Currently, the smallest class in the Maine high school football ranks is Class A, which is home to the state’s largest football schools.
“The fact that there is only one league in Class D shows where the numbers are going,” Bucksport coach Joel Sankey said. “It’s going to be interesting to see what happens. “
O’Connell is one of Maine’s biggest supporters of 11-player football, but he recognizes the decline in high school enrollment in the state and how it affects all sports, including football.
“As far as the eight players are concerned, I was a big supporter and I am still for the ability of a team with a low number to continue playing tackle football,” he said. “I am also convinced that if you can get back to 11 men, you should try to do it.”

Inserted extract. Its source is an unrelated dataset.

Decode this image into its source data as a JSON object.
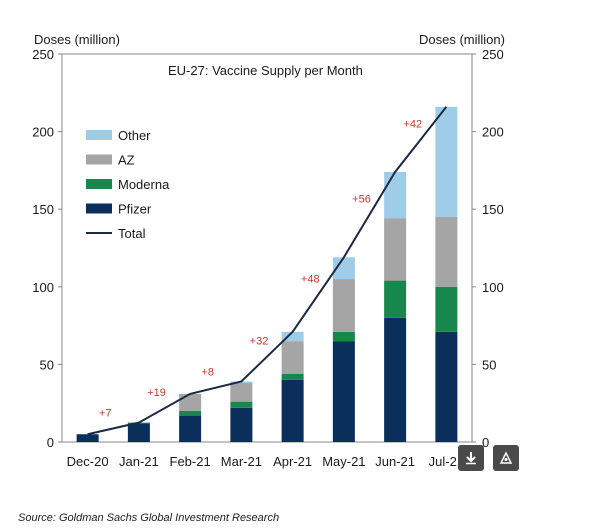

O’Connell uses what he calls a “rule of three” as a primary step in determining whether a football program should compete with 11 or eight players, particularly if a program has enough players for three full teams. .
“If you have 33 or more kids, I think you should play 11-player football, and if you have 24 or less, I think you’re an eight-man school,” he said. For programs with 25 to 32 kids, that’s where he said you need to assess your roster, program culture, coaching history, and community support.

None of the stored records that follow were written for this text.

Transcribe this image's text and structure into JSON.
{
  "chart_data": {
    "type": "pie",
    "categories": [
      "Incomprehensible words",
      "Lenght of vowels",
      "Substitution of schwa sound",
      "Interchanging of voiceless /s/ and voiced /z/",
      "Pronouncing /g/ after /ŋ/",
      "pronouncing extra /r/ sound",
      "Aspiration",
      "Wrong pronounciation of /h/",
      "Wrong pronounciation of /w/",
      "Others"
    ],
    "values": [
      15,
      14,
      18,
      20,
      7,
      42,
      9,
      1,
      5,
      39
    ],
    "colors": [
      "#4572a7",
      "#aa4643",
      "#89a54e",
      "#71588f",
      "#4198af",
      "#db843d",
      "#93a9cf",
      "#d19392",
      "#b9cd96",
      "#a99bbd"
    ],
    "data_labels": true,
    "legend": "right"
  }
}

Sankey said Bucksport is considering switching to eight-player football before returning to Class D this fall with a roster of 34 players.
“Right now, the future of our program looks to be heading in the right direction when it comes to numbers, but we can’t afford to lose too many,” White said. “We have to keep working to keep the kids involved in the program. “
Another reason why support persists for the continuation of Class D football is to provide programs that have upgraded to the eight-player version with the option of returning to the 11-player competition if they are able to reinvigorate their numbers. of participants.
“I think the work that the Maine Principals’ Association and the programming committee and the schools involved did to preserve 11-player football in small schools was very important work,” said O’Connell, whose list of John Bapst counts in his thirties. this season. “I hope we can continue to maintain this.”